I know that millennials tend to get beat up on because they don’t know enough about martial law, which is hardly their fault since we didn’t teach them enough about it. But it isn’t just them. When people my age express bewilderment over how Bongbong Marcos came so close to becoming Vice President despite his dad’s misdeeds, and how the Marcoses have survived so handsomely, I have to remind them that even under martial law, those of us who opposed Marcos were in the distinct minority. Most Filipinos supported martial law, actively or passively, or it wouldn’t have lasted so long. Like the Germans who supported Hitler, most Filipinos stood by while we faced the truncheons and firehoses —and even applauded 1081, early on, as the antidote to Communism (1972’s “war on drugs”). So what should we be so surprised about?

That’s why I’ve never referred to EDSA 1 as a revolution, because it wasn’t one in terms of changing anything fundamental in the structures and workings of our society. It was a popular uprising, a street revolt led by another faction of the ruling class, with broad support from the metropolitan middle class. That doesn’t mean I didn’t feel euphoric that February, and I still get teary-eyed when I remember the moment; I guess the poignancy comes from knowing what came afterward.

I have no doubt that if the Palace incumbent were to declare martial law today for whatever reason, a majority of Filipinos would support him, although a noisy few of us would be up in arms. Martial law ca. 1972 was also like that, and remained popular for many more years, especially among amoral businessmen who sang its praises until it hit them in the pocket. And then it all went downhill.
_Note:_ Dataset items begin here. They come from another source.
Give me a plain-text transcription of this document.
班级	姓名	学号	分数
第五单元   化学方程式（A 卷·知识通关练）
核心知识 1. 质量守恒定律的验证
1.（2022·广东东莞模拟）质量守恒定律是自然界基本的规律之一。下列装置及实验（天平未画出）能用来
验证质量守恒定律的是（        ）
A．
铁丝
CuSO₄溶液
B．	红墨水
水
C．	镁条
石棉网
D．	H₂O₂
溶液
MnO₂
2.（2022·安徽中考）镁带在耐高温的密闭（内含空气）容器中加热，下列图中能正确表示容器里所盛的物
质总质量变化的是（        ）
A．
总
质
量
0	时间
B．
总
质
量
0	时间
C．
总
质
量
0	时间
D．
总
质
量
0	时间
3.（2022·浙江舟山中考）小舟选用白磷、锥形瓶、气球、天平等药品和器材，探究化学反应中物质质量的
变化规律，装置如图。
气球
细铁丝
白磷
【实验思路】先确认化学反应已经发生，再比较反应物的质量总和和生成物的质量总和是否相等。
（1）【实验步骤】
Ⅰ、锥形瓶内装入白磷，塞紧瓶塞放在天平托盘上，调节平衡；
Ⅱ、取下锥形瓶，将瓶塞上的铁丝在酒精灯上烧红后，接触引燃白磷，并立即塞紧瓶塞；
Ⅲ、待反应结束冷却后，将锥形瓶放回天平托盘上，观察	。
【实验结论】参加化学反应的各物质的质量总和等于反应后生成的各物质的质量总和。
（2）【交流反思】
Contrary to what you might expect, I don’t see Marcos as a one-eyed ogre, but rather as a calculating Macbeth, keenly aware of his actions and perhaps even troubled by them. In my own turn with revisionism, I’ve even managed to convince myself — as I told the BBC in a recent interview on EDSA (a part which never got aired for lack of time)—that Ferdinand Marcos may have done us a final act of kindness by leaving without ordering a bloodbath. It’s an arguable notion (one I wouldn’t put on the Official Gazette) and it doesn’t change the fact that his regime took what it could until we bled, but as a fictionist and playwright, I like to imagine characters to be more complex than they seem.

A couple of years ago, at a cultural function in Quezon City, Mrs. Marcos preceded me by a few steps down a narrow staircase. She was clearly having a hard time navigating the stairs, and she looked back at me apologetically to say, “Hijo, I’m very sorry I’m keeping you.” I smiled and said, “It’s all right, Ma’am, please take your time.” I felt amused and strangely triumphant.

History is sometimes best seen as a series of comic and tragic ironies, which straight journalism and certainly government tabloids can’t dispense. Come to think of it, who gives a hoot about the Official Gazette? If you want to lie and get away with it, try fiction. I’d be happy to see Messrs. Cualoping and Cabrera in my graduate workshop.